Jestem mieszkanką DPS, aktualnie chorą na COVID ale z przekazanym do Was wywiadem nie zgodnym z prawdą. Przełożona pielęgniarek, odpowiedzialna za nasze zdrowie, wybielając siebie zwaliła moją chorobę na rzekome kolędowanie w dniu wigilii.

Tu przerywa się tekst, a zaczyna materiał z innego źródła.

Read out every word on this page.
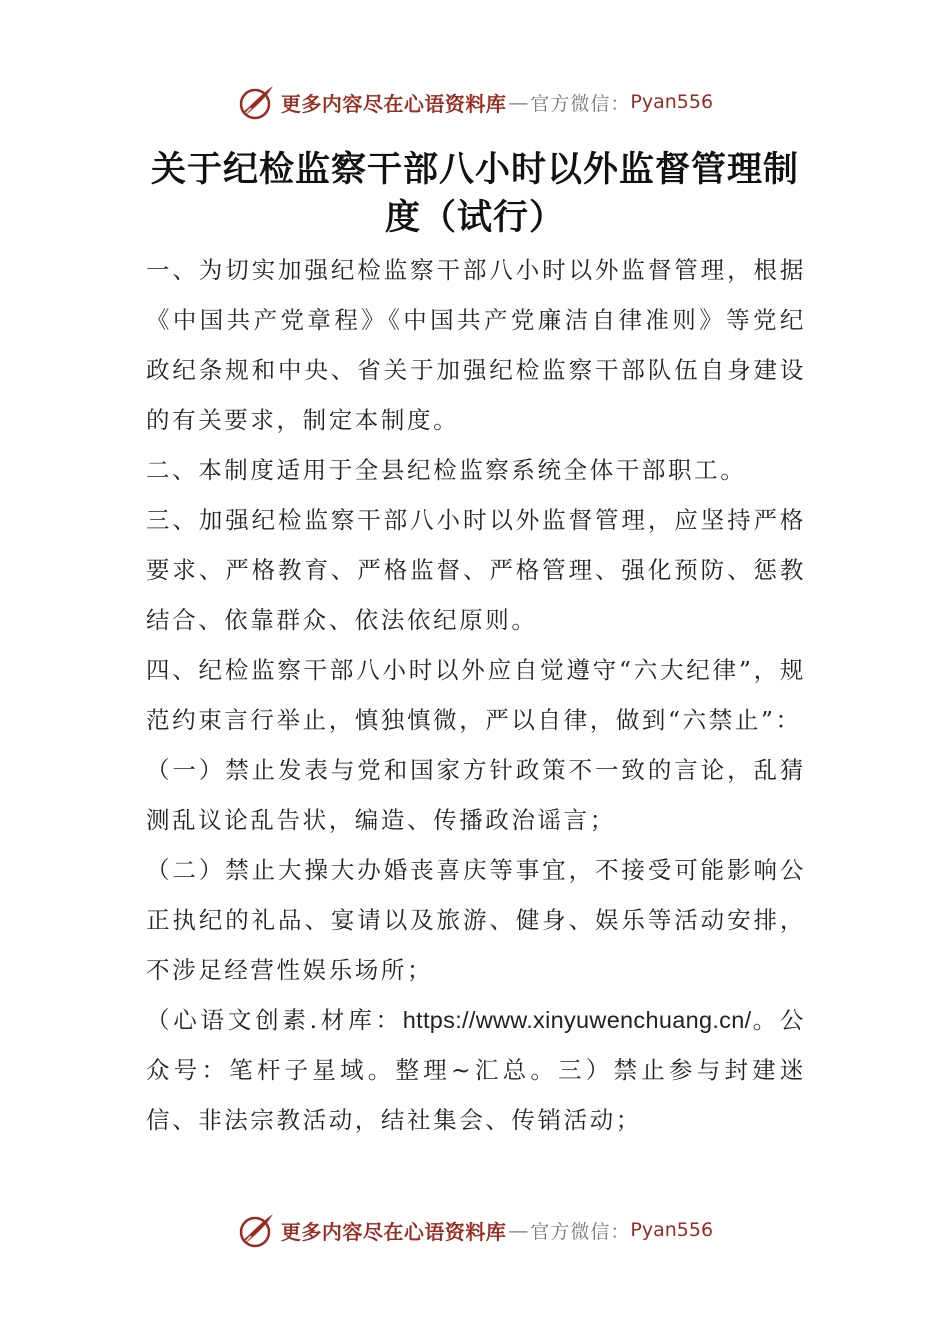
更多内容尽在心语资料库 — 官方微信： Pyan556
关于纪检监察干部八小时以外监督管理制度（试行）

一、为切实加强纪检监察干部八小时以外监督管理，根据《中国共产党章程》《中国共产党廉洁自律准则》等党纪政纪条规和中央、省关于加强纪检监察干部队伍自身建设的有关要求，制定本制度。

二、本制度适用于全县纪检监察系统全体干部职工。

三、加强纪检监察干部八小时以外监督管理，应坚持严格要求、严格教育、严格监督、严格管理、强化预防、惩教结合、依靠群众、依法依纪原则。

四、纪检监察干部八小时以外应自觉遵守“六大纪律”，规范约束言行举止，慎独慎微，严以自律，做到“六禁止”：

（一）禁止发表与党和国家方针政策不一致的言论，乱猜测乱议论乱告状，编造、传播政治谣言；

（二）禁止大操大办婚丧喜庆等事宜，不接受可能影响公正执纪的礼品、宴请以及旅游、健身、娱乐等活动安排，不涉足经营性娱乐场所；

（心语文创素.材库：https://www.xinyuwenchuang.cn/。公众号：笔杆子星域。整理~汇总。三）禁止参与封建迷信、非法宗教活动，结社集会、传销活动；

更多内容尽在心语资料库 — 官方微信： Pyan556
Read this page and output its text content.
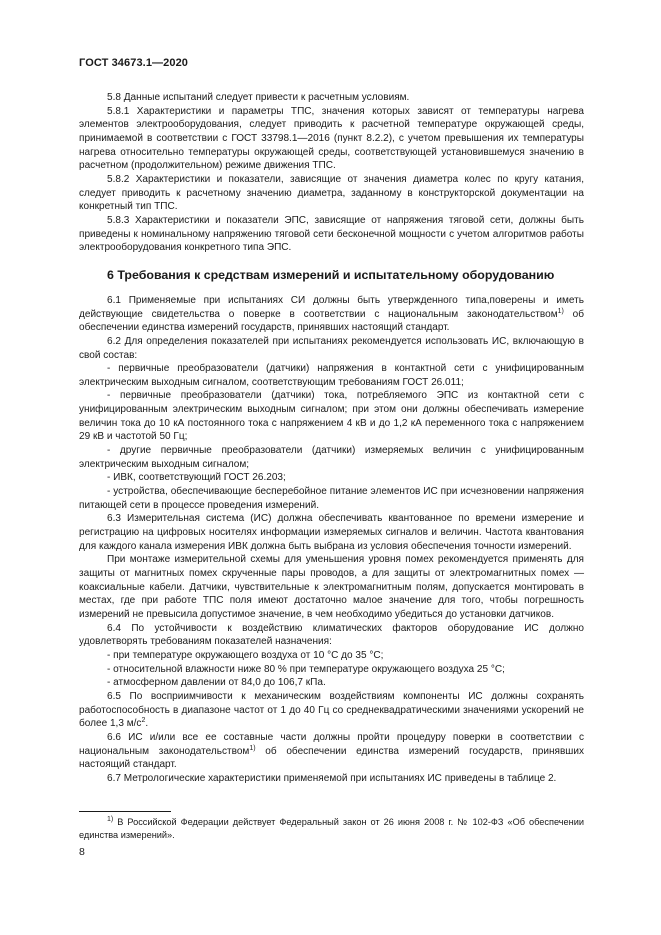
ГОСТ 34673.1—2020

5.8 Данные испытаний следует привести к расчетным условиям.

5.8.1 Характеристики и параметры ТПС, значения которых зависят от температуры нагрева элементов электрооборудования, следует приводить к расчетной температуре окружающей среды, принимаемой в соответствии с ГОСТ 33798.1—2016 (пункт 8.2.2), с учетом превышения их температуры нагрева относительно температуры окружающей среды, соответствующей установившемуся значению в расчетном (продолжительном) режиме движения ТПС.

5.8.2 Характеристики и показатели, зависящие от значения диаметра колес по кругу катания, следует приводить к расчетному значению диаметра, заданному в конструкторской документации на конкретный тип ТПС.

5.8.3 Характеристики и показатели ЭПС, зависящие от напряжения тяговой сети, должны быть приведены к номинальному напряжению тяговой сети бесконечной мощности с учетом алгоритмов работы электрооборудования конкретного типа ЭПС.

6 Требования к средствам измерений и испытательному оборудованию

6.1 Применяемые при испытаниях СИ должны быть утвержденного типа,поверены и иметь действующие свидетельства о поверке в соответствии с национальным законодательством$^{1)}$ об обеспечении единства измерений государств, принявших настоящий стандарт.

6.2 Для определения показателей при испытаниях рекомендуется использовать ИС, включающую в свой состав:

- первичные преобразователи (датчики) напряжения в контактной сети с унифицированным электрическим выходным сигналом, соответствующим требованиям ГОСТ 26.011;

- первичные преобразователи (датчики) тока, потребляемого ЭПС из контактной сети с унифицированным электрическим выходным сигналом; при этом они должны обеспечивать измерение величин тока до 10 кА постоянного тока с напряжением 4 кВ и до 1,2 кА переменного тока с напряжением 29 кВ и частотой 50 Гц;

- другие первичные преобразователи (датчики) измеряемых величин с унифицированным электрическим выходным сигналом;

- ИВК, соответствующий ГОСТ 26.203;

- устройства, обеспечивающие бесперебойное питание элементов ИС при исчезновении напряжения питающей сети в процессе проведения измерений.

6.3 Измерительная система (ИС) должна обеспечивать квантованное по времени измерение и регистрацию на цифровых носителях информации измеряемых сигналов и величин. Частота квантования для каждого канала измерения ИВК должна быть выбрана из условия обеспечения точности измерений.

При монтаже измерительной схемы для уменьшения уровня помех рекомендуется применять для защиты от магнитных помех скрученные пары проводов, а для защиты от электромагнитных помех — коаксиальные кабели. Датчики, чувствительные к электромагнитным полям, допускается монтировать в местах, где при работе ТПС поля имеют достаточно малое значение для того, чтобы погрешность измерений не превысила допустимое значение, в чем необходимо убедиться до установки датчиков.

6.4 По устойчивости к воздействию климатических факторов оборудование ИС должно удовлетворять требованиям показателей назначения:

- при температуре окружающего воздуха от 10 °С до 35 °С;

- относительной влажности ниже 80 % при температуре окружающего воздуха 25 °С;

- атмосферном давлении от 84,0 до 106,7 кПа.

6.5 По восприимчивости к механическим воздействиям компоненты ИС должны сохранять работоспособность в диапазоне частот от 1 до 40 Гц со среднеквадратическими значениями ускорений не более 1,3 $м/с^2$.

6.6 ИС и/или все ее составные части должны пройти процедуру поверки в соответствии с национальным законодательством$^{1)}$ об обеспечении единства измерений государств, принявших настоящий стандарт.

6.7 Метрологические характеристики применяемой при испытаниях ИС приведены в таблице 2.

$^{1)}$ В Российской Федерации действует Федеральный закон от 26 июня 2008 г. № 102-ФЗ «Об обеспечении единства измерений».
8
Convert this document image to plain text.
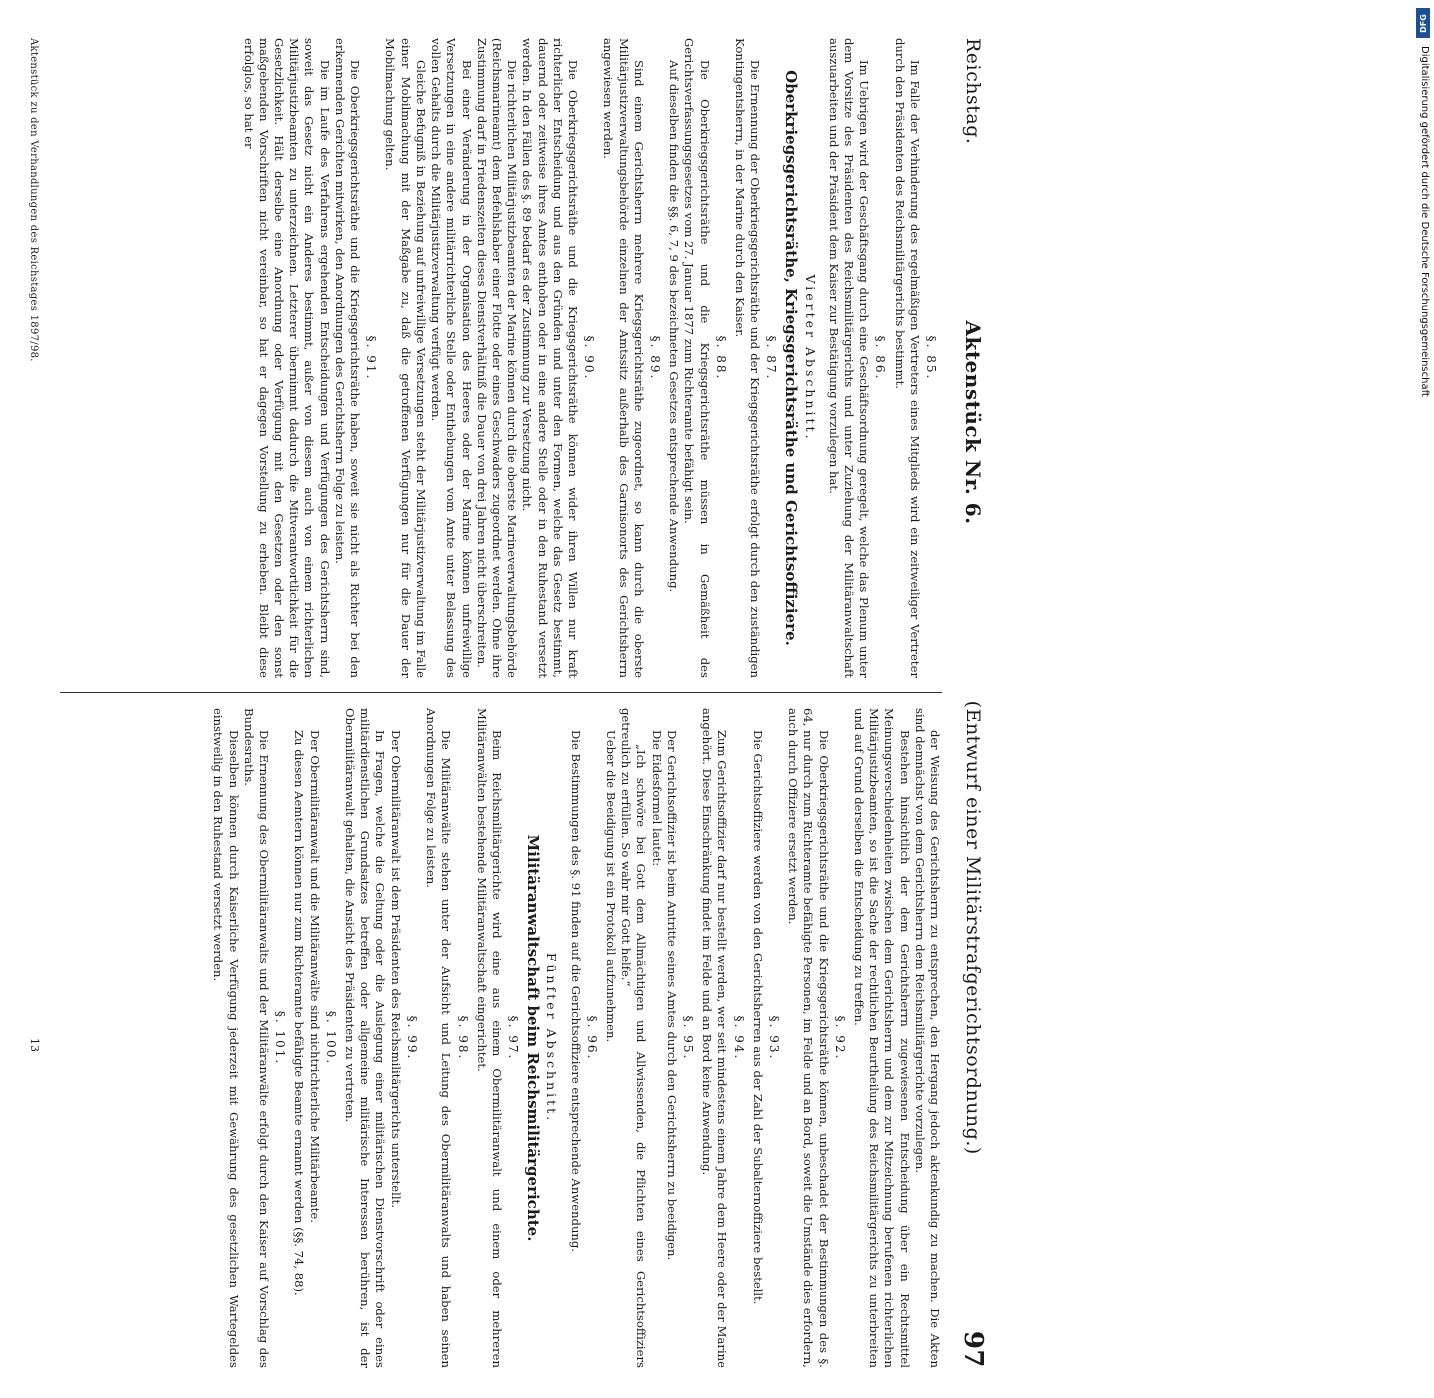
Reichstag.
Aktenstück Nr. 6.
(Entwurf einer Militärstrafgerichtsordnung.)
97

§. 85.

Im Falle der Verhinderung des regelmäßigen Vertreters eines Mitglieds wird ein zeitweiliger Vertreter durch den Präsidenten des Reichsmilitärgerichts bestimmt.

§. 86.

Im Uebrigen wird der Geschäftsgang durch eine Geschäftsordnung geregelt, welche das Plenum unter dem Vorsitze des Präsidenten des Reichsmilitärgerichts und unter Zuziehung der Militäranwaltschaft auszuarbeiten und der Präsident dem Kaiser zur Bestätigung vorzulegen hat.

Vierter Abschnitt.

Oberkriegsgerichtsräthe, Kriegsgerichtsräthe und Gerichtsoffiziere.

§. 87.

Die Ernennung der Oberkriegsgerichtsräthe und der Kriegsgerichtsräthe erfolgt durch den zuständigen Kontingentsherrn, in der Marine durch den Kaiser.

§. 88.

Die Oberkriegsgerichtsräthe und die Kriegsgerichtsräthe müssen in Gemäßheit des Gerichtsverfassungsgesetzes vom 27. Januar 1877 zum Richteramte befähigt sein.

Auf dieselben finden die §§. 6, 7, 9 des bezeichneten Gesetzes entsprechende Anwendung.

§. 89.

Sind einem Gerichtsherrn mehrere Kriegsgerichtsräthe zugeordnet, so kann durch die oberste Militärjustizverwaltungsbehörde einzelnen der Amtssitz außerhalb des Garnisonorts des Gerichtsherrn angewiesen werden.

§. 90.

Die Oberkriegsgerichtsräthe und die Kriegsgerichtsräthe können wider ihren Willen nur kraft richterlicher Entscheidung und aus den Gründen und unter den Formen, welche das Gesetz bestimmt, dauernd oder zeitweise ihres Amtes enthoben oder in eine andere Stelle oder in den Ruhestand versetzt werden. In den Fällen des §. 89 bedarf es der Zustimmung zur Versetzung nicht.

Die richterlichen Militärjustizbeamten der Marine können durch die oberste Marineverwaltungsbehörde (Reichsmarineamt) dem Befehlshaber einer Flotte oder eines Geschwaders zugeordnet werden. Ohne ihre Zustimmung darf in Friedenszeiten dieses Dienstverhältniß die Dauer von drei Jahren nicht überschreiten.

Bei einer Veränderung in der Organisation des Heeres oder der Marine können unfreiwillige Versetzungen in eine andere militärrichterliche Stelle oder Enthebungen vom Amte unter Belassung des vollen Gehalts durch die Militärjustizverwaltung verfügt werden.

Gleiche Befugniß in Beziehung auf unfreiwillige Versetzungen steht der Militärjustizverwaltung im Falle einer Mobilmachung mit der Maßgabe zu, daß die getroffenen Verfügungen nur für die Dauer der Mobilmachung gelten.

§. 91.

Die Oberkriegsgerichtsräthe und die Kriegsgerichtsräthe haben, soweit sie nicht als Richter bei den erkennenden Gerichten mitwirken, den Anordnungen des Gerichtsherrn Folge zu leisten.

Die im Laufe des Verfahrens ergehenden Entscheidungen und Verfügungen des Gerichtsherrn sind, soweit das Gesetz nicht ein Anderes bestimmt, außer von diesem auch von einem richterlichen Militärjustizbeamten zu unterzeichnen. Letzterer übernimmt dadurch die Mitverantwortlichkeit für die Gesetzlichkeit. Hält derselbe eine Anordnung oder Verfügung mit den Gesetzen oder den sonst maßgebenden Vorschriften nicht vereinbar, so hat er dagegen Vorstellung zu erheben. Bleibt diese erfolglos, so hat er

der Weisung des Gerichtsherrn zu entsprechen, den Hergang jedoch aktenkundig zu machen. Die Akten sind demnächst von dem Gerichtsherrn dem Reichsmilitärgerichte vorzulegen.

Bestehen hinsichtlich der dem Gerichtsherrn zugewiesenen Entscheidung über ein Rechtsmittel Meinungsverschiedenheiten zwischen dem Gerichtsherrn und dem zur Mitzeichnung berufenen richterlichen Militärjustizbeamten, so ist die Sache der rechtlichen Beurtheilung des Reichsmilitärgerichts zu unterbreiten und auf Grund derselben die Entscheidung zu treffen.

§. 92.

Die Oberkriegsgerichtsräthe und die Kriegsgerichtsräthe können, unbeschadet der Bestimmungen des §. 64, nur durch zum Richteramte befähigte Personen, im Felde und an Bord, soweit die Umstände dies erfordern, auch durch Offiziere ersetzt werden.

§. 93.

Die Gerichtsoffiziere werden von den Gerichtsherren aus der Zahl der Subalternoffiziere bestellt.

§. 94.

Zum Gerichtsoffizier darf nur bestellt werden, wer seit mindestens einem Jahre dem Heere oder der Marine angehört. Diese Einschränkung findet im Felde und an Bord keine Anwendung.

§. 95.

Der Gerichtsoffizier ist beim Antritte seines Amtes durch den Gerichtsherrn zu beeidigen.

Die Eidesformel lautet:

„Ich schwöre bei Gott dem Allmächtigen und Allwissenden, die Pflichten eines Gerichtsoffiziers getreulich zu erfüllen. So wahr mir Gott helfe.“

Ueber die Beeidigung ist ein Protokoll aufzunehmen.

§. 96.

Die Bestimmungen des §. 91 finden auf die Gerichtsoffiziere entsprechende Anwendung.

Fünfter Abschnitt.

Militäranwaltschaft beim Reichsmilitärgerichte.

§. 97.

Beim Reichsmilitärgerichte wird eine aus einem Obermilitäranwalt und einem oder mehreren Militäranwälten bestehende Militäranwaltschaft eingerichtet.

§. 98.

Die Militäranwälte stehen unter der Aufsicht und Leitung des Obermilitäranwalts und haben seinen Anordnungen Folge zu leisten.

§. 99.

Der Obermilitäranwalt ist dem Präsidenten des Reichsmilitärgerichts unterstellt.

In Fragen, welche die Geltung oder die Auslegung einer militärischen Dienstvorschrift oder eines militärdienstlichen Grundsatzes betreffen oder allgemeine militärische Interessen berühren, ist der Obermilitäranwalt gehalten, die Ansicht des Präsidenten zu vertreten.

§. 100.

Der Obermilitäranwalt und die Militäranwälte sind nichtrichterliche Militärbeamte.

Zu diesen Aemtern können nur zum Richteramte befähigte Beamte ernannt werden (§§. 74, 88).

§. 101.

Die Ernennung des Obermilitäranwalts und der Militäranwälte erfolgt durch den Kaiser auf Vorschlag des Bundesraths.

Dieselben können durch Kaiserliche Verfügung jederzeit mit Gewährung des gesetzlichen Wartegeldes einstweilig in den Ruhestand versetzt werden.

Aktenstück zu den Verhandlungen des Reichstages 1897/98.
13
DFG
Digitalisierung gefördert durch die Deutsche Forschungsgemeinschaft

Otóż jeszcze w grudniu, na naszym korytarzu nie było ani jednej chorej osoby. Raptem zachorowała pani Julia, która z pokoju wychodziła tylko w nocy żeby pochodzić po korytarzu. Julię przeniesiono na inny oddział. Po niej dowiadujemy się, że pani Helenka, która tylko czasem otwierała drzwi ze swojego pokoju na korytarz, zachorowała i zmarła. ( Pani Helenka uczestniczyła w naszym śpiewaniu kolęd w wigilię ). Nie minęło kilka dni jak padłam ja i mój sąsiad jednocześnie. Ja to chociaż otwierałam czasem drzwi od swojego pokoju, nie chodziłam nigdzie; a mój sąsiad odkąd u nas zamieszkał to nie wstał z łóżka. Dopiero jak choroba trochę zelżyła i powoli zaczęło wracać myślenie zaczęłam też analizować co się dzieję. Pierwsza rzecz jaka zwróciła moją uwagę to potworne zimno które co wieczór około godziny 20 z mojego pokoju robiło zamrażarkę. Jeszcze jak nie było minusowej temperatury to było jako tako. Przy minusowej temperaturze jedną noc wytrzymałam pod kołdrą i trzema kocami a w drugą noc ubrałam się w palto i poszłam na zwiady. Daleko nie musiałam iść. W pokoju, na przeciw mojego były szeroko otwarte drzwi i okno balkonowe. Weszłam żeby pozamykać i odkryłam, że to pomieszczenie służy za pokój do przechowywania używanej odzieży ochronnej. Odzież była zrzucona w łazience a późnym wieczorem wietrzono pokój z wirusów. Wirusy, przy pierwszym podmuchu wbijały w pokoje na przeciwko, czyli w mój p. 88 i pokój sąsiada 89. A mnie ciągle proszono żebym nie wychodziła z pokoju, powtarzała mi to w kółko pani dyrektor, najwyraźniej była świadoma tego co może się stać i marzyło jej się pozbycie się mnie.
W poprzednim wpisie dokładnie opisałam jak zachorowałam i jak ze mną postępowano. Niestety tych co opiekowali się mną troskliwie opisać nie mogę ponieważ wówczas nieprzyjemności ze strony Dyrekcji byłyby gwarantowane.